I’m not sure if the [entry] would help here. If we wanted to more explicit about this, I’d consider attaching something to the end of the expressions, maybe foo-4093 (outline) (“outline” isn’t exactly correct, but its shorter than “discontinuous”).

These tools don’t read the debug info, so they would just give you the symbol name of the chunk (if there is one). So, something like:

  201127: eb f9                        	jmp	0x201122 <foo.__part.1+0x1>

if the file has symbol information, or

  201127: eb f9                        	jmp	0x201122 <.text+0x2>

if it does not.

I suppose we could do something similar, but I’m not sure how awkward would that get as we normally prefer debug information over data from the symtab. We also wouldn’t be able to completely rely on it being present, so we’d need some fallback.
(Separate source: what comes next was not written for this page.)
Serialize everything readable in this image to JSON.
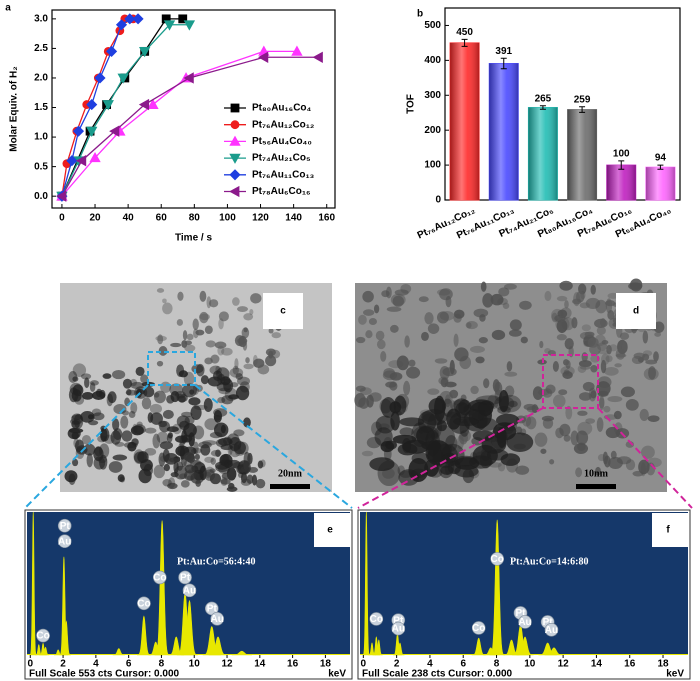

I’m pretty sure it does not handle that option yet (as in, it would try to dump everything “between” the function chunks as well), as we don’t even have a way to get the discontinuous ranges yet, but I think the way it should behave is fairly obvious – dump out the individual parts of the function and skip everything in between.
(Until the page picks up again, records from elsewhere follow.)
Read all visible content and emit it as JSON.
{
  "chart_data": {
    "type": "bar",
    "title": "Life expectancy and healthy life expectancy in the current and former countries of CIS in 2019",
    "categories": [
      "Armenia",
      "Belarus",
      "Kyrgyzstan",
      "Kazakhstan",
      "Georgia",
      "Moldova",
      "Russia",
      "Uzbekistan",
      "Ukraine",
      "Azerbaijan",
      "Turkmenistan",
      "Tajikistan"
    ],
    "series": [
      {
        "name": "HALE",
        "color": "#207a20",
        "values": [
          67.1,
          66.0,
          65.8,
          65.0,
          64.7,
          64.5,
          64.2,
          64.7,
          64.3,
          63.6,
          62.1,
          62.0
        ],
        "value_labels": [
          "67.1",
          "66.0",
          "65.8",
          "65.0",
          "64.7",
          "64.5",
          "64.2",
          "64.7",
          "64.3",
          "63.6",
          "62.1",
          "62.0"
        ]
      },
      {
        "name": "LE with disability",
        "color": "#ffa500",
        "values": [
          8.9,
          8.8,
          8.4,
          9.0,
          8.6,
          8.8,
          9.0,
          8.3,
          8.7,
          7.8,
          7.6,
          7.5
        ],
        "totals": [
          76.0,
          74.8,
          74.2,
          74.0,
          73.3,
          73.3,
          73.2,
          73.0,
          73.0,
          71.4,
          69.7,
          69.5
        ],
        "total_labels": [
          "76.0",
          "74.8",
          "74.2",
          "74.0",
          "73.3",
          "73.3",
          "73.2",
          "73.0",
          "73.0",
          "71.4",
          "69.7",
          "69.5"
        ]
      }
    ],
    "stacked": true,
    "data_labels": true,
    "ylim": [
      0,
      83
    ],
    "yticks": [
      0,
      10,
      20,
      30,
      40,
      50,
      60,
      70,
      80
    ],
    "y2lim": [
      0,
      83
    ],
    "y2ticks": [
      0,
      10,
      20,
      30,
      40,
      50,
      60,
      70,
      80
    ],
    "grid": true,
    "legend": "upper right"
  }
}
Here’s an interesting subproblem of this. Using file addresses for these types of operations introduces a new failure mode to some operations – namely that the new file address does not resolve back to any sections (this should only happen with corrupted debug info). For example, Block::GetRangeAtIndex could fail due to this. The function has a bool return value, so it is possible to return some indication of an error, but currently that function can only fail for a very mundane, and I think – preventable, reasons (block having no parent function – aside from funny blocks created in the pdb plugin our blocks are always contained within a function).

So, there are basically two ways this can go: either we allow creation of these kind-of-invalid blocks – and then fail in GetRangeAtIndex (and elsewhere); or we disallow the creation of these blocks (check/prune their ranges during construction). Then, if we’re able to guarantee that Blocks are always parented (I’m like 95% certain that’s doable), then we can have a bunch of functions which don’t fail.

I’m inclined to try the latter, because I like functions that don’t fail, and because we’re already doing some amount of validation when creating Blocks. :slight_smile: